Are you wondering if whey protein powder has any effect on hormones? If so, you're not alone. Many people are curious about the potential impact of this popular supplement on their body's delicate balance. As an expert in the field, I'm here to provide some insight into this important topic. To start, it's important to understand that whey protein is derived from dairy. This means that it contains steroid hormones, which are fat-soluble and found in the lipid portion of unprocessed whey.
While it does provide a good amount of vitamin E, fiber, iron and essential fatty acids, it is one of the lowest in protein content when compared to other protein powders of plant or animal origin. Hemp, for example, is full of other beneficial factors such as fiber and omega fat, but only contains 30 to 50% protein by weight. Additionally, the amount of protein it contains is less bioavailable than animal proteins, peas or even rice. If you can tolerate dairy products, be sure to buy whey from grass-fed animals which is less processed and richer in nutrients. Soy should be avoided as it can cause a hormonal imbalance.

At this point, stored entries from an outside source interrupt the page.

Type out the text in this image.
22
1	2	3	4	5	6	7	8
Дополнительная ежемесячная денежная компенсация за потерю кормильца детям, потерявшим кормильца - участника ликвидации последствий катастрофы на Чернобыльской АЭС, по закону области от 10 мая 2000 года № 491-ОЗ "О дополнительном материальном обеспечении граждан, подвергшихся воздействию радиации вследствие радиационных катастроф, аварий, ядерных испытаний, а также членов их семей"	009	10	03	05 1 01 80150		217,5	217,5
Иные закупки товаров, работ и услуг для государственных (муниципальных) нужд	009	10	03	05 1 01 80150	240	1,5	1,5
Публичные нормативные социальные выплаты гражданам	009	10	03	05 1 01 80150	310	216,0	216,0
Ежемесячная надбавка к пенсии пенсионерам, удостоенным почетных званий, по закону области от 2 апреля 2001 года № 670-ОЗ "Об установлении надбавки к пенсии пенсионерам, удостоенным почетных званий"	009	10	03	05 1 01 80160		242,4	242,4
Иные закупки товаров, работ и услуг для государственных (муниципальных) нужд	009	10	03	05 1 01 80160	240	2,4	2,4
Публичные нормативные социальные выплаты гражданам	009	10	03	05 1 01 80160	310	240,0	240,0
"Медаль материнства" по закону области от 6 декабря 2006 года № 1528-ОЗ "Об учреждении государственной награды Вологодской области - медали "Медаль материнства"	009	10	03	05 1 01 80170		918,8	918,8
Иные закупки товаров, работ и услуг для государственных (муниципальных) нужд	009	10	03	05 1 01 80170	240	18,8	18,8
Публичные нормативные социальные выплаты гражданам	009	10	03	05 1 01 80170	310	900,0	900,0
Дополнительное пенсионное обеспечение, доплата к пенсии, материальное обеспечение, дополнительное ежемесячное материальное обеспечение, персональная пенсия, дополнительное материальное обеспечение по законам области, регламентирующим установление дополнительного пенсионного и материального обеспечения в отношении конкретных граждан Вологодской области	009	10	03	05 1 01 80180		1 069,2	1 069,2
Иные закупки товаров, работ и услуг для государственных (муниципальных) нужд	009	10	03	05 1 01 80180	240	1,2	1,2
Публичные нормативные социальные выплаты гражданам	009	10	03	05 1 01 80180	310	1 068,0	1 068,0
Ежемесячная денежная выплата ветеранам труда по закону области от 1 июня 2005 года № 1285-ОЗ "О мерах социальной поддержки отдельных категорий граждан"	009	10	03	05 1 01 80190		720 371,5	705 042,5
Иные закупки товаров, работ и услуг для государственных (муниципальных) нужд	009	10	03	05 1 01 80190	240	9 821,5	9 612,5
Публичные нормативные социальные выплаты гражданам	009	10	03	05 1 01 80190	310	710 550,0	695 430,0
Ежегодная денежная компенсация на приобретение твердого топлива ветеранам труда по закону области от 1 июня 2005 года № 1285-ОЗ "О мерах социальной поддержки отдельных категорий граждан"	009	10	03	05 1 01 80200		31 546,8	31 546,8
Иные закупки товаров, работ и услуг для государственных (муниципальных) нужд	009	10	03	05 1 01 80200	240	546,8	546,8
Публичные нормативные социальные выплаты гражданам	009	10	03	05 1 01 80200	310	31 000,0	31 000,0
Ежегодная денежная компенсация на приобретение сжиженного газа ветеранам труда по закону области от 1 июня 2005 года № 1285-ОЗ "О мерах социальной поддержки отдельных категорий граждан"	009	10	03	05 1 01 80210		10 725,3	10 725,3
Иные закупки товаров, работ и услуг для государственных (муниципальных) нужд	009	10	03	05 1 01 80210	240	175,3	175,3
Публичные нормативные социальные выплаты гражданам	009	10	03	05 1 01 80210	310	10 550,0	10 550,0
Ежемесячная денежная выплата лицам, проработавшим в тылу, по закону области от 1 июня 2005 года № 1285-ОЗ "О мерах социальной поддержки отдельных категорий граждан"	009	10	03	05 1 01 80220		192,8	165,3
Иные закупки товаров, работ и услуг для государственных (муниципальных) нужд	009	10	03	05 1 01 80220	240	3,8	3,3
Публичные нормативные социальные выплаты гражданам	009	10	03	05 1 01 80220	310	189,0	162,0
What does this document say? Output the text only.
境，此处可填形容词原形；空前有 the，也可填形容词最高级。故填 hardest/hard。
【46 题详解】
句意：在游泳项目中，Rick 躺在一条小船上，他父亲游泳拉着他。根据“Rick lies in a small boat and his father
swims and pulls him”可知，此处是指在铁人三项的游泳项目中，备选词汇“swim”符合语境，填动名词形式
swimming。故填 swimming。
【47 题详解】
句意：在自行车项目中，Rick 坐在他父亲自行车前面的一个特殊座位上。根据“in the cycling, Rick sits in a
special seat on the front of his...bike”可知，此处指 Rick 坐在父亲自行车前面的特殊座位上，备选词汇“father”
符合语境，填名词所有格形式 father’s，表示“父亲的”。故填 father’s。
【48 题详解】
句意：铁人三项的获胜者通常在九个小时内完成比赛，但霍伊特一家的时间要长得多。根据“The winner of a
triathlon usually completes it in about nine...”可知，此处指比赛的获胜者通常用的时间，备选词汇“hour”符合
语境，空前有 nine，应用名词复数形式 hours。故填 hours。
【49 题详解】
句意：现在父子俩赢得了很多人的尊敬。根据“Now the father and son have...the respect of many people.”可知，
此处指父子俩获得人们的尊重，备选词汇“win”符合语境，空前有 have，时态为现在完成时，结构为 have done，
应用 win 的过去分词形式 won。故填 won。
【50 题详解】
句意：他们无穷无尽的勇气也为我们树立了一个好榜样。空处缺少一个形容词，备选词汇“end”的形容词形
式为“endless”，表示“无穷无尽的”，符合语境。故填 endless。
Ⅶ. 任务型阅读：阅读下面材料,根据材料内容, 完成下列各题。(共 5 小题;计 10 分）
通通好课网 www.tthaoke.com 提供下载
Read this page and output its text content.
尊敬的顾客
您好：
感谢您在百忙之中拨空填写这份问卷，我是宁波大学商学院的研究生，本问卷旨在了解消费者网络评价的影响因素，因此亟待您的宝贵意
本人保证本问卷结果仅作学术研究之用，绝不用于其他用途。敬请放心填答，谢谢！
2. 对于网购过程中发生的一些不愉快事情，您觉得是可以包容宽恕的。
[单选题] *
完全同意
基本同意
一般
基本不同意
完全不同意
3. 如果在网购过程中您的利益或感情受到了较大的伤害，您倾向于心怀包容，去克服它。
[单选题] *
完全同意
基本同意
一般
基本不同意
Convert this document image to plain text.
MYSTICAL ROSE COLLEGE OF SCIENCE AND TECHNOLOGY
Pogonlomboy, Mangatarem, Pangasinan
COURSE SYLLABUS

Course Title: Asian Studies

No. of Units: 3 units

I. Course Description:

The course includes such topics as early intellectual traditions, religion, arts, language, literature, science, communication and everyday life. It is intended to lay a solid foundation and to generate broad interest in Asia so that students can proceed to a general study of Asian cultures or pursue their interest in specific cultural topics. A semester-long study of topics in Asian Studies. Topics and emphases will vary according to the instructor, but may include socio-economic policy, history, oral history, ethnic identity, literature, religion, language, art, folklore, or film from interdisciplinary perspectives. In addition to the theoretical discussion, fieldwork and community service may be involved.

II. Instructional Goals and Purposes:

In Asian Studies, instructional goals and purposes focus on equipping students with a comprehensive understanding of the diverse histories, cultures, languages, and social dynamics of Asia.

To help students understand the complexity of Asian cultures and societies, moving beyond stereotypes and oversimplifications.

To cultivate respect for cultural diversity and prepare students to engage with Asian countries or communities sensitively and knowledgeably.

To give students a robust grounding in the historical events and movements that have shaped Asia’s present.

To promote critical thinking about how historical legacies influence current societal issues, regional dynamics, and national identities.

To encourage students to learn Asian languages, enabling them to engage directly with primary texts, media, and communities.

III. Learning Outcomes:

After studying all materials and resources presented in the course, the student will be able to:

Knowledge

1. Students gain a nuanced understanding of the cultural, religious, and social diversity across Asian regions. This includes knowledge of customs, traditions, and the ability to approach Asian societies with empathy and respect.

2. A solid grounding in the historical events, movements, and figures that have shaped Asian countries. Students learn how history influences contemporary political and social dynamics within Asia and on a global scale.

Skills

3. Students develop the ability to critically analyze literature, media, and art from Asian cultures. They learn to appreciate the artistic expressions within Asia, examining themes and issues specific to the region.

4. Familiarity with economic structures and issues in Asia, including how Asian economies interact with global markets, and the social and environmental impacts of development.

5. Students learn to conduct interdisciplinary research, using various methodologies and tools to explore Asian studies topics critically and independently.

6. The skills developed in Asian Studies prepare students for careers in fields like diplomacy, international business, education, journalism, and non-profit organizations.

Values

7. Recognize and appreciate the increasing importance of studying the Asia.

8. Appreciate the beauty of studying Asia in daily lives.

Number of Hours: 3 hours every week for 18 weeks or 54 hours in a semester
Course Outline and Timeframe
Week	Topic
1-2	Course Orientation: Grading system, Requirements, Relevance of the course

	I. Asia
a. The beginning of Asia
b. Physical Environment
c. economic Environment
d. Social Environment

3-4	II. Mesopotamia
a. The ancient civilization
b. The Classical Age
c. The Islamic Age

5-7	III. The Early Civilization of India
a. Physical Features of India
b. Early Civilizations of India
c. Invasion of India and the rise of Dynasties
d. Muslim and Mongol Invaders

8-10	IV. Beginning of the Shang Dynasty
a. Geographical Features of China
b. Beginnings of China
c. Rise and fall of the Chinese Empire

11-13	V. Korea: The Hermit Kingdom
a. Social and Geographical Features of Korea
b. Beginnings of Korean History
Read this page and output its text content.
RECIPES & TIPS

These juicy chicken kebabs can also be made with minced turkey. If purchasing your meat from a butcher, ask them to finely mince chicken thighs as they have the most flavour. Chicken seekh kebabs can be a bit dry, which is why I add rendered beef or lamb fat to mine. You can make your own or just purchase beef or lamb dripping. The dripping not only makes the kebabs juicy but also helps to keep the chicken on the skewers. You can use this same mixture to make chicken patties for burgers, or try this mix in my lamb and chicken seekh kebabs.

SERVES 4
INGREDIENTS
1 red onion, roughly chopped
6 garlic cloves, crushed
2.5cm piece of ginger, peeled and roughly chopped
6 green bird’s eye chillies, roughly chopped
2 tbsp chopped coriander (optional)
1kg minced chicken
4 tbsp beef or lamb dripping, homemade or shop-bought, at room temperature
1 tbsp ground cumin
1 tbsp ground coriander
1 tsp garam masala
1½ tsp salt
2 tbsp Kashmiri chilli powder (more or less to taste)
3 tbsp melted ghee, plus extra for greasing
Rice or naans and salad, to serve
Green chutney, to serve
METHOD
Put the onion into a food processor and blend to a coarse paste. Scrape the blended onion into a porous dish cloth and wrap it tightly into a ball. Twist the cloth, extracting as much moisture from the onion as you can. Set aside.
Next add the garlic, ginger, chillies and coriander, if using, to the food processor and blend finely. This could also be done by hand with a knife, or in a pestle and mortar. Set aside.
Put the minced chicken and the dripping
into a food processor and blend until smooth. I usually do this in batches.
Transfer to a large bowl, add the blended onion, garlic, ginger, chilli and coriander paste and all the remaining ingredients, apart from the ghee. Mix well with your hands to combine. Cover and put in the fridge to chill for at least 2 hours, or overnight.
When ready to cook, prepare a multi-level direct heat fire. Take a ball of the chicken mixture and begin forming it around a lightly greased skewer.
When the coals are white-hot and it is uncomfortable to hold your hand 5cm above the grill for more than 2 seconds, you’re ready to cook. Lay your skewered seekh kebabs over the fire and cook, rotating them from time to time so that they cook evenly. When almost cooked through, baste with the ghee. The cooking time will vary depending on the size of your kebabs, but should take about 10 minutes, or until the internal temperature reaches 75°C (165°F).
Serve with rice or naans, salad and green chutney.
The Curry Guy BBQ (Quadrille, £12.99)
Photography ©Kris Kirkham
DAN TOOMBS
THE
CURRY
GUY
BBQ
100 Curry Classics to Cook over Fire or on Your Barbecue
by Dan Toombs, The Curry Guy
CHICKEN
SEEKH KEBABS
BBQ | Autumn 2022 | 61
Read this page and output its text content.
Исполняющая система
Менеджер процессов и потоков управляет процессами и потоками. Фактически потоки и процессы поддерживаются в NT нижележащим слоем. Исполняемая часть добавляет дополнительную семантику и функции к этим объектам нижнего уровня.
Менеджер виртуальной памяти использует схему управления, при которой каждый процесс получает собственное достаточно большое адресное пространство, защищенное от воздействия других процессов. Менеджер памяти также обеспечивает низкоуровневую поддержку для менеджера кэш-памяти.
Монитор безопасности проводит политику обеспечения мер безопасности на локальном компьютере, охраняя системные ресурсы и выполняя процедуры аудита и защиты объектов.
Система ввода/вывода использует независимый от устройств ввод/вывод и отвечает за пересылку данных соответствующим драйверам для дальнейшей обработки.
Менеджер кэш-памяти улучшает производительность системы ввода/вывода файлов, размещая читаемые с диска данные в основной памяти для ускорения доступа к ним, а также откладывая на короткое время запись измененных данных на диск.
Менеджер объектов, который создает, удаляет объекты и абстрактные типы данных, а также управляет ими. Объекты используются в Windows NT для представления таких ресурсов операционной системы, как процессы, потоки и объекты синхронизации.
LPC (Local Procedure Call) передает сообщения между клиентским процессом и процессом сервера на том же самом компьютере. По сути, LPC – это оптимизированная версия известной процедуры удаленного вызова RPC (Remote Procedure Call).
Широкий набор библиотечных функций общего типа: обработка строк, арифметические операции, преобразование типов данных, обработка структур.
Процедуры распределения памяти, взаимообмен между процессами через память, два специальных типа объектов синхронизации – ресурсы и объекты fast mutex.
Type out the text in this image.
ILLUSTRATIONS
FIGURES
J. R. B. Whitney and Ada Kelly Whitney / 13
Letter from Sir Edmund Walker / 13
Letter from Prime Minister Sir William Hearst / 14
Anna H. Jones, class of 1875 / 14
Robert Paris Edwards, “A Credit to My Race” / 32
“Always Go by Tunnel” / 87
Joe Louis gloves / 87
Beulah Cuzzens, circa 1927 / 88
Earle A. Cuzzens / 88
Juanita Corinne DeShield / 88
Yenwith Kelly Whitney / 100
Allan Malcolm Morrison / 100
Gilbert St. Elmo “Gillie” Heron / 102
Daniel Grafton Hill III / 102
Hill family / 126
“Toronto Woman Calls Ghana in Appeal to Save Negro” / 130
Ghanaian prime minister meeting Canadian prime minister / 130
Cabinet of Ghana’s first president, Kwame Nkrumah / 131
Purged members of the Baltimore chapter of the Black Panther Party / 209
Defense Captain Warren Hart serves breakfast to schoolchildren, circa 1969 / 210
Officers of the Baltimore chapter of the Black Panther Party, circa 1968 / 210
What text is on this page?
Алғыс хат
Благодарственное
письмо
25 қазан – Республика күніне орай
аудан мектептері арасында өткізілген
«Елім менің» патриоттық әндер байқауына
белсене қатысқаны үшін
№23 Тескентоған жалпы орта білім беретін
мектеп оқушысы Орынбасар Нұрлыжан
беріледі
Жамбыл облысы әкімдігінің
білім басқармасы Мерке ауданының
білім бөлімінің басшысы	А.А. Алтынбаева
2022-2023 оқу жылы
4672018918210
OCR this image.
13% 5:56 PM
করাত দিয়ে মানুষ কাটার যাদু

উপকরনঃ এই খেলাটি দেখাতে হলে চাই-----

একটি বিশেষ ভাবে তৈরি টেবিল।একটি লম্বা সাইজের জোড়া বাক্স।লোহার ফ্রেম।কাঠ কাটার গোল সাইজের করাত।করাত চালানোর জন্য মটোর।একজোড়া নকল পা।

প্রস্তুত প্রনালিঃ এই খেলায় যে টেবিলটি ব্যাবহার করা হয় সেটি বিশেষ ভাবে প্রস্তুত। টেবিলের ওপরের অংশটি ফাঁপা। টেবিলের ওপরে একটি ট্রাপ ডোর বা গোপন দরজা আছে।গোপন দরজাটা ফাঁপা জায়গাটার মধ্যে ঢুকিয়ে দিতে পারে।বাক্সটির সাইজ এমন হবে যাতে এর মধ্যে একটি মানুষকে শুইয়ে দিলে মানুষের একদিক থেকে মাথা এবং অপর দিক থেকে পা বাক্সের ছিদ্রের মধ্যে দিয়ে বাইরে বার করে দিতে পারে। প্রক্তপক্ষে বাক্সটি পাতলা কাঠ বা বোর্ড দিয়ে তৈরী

Egg white protein is used as a standard for evaluating the bioavailability of other protein sources and contains all of the body's essential amino acids. For those looking for a plant-based option, pea protein powder doesn't alter hormones too much, but you may need to combine it with a more complete protein to take advantage of the benefits of amino acids. While there is some evidence of the benefits of whey over soy as an effective source of adaptogenic proteins for muscle tissue, no human studies have compared the two proteins directly in response to resistance training. And while I love protein powder as an occasional addition to shakes or other recipes, I always recommend that real, whole foods are the main source of protein. Find out which protein supplements for vegetarians and vegans are the best, including those made with whey, casein, soy, rice, peas and hemp. This is the first study to report low isoflavone content in commercial whey proteins, and future studies should take this into account when designing a control study without isoflavones. In conclusion, supplementation with soy and whey in men who perform resistance exercises in a free lifestyle produces an accumulation of lean body mass without adversely affecting serum androgen levels.
It would be interesting to see how vegan-based protein powders fared out. If you have problems with protein powder, the problem isn't always the source of protein. This is the least bioavailable and has the least amount of protein compared to other plant-based options.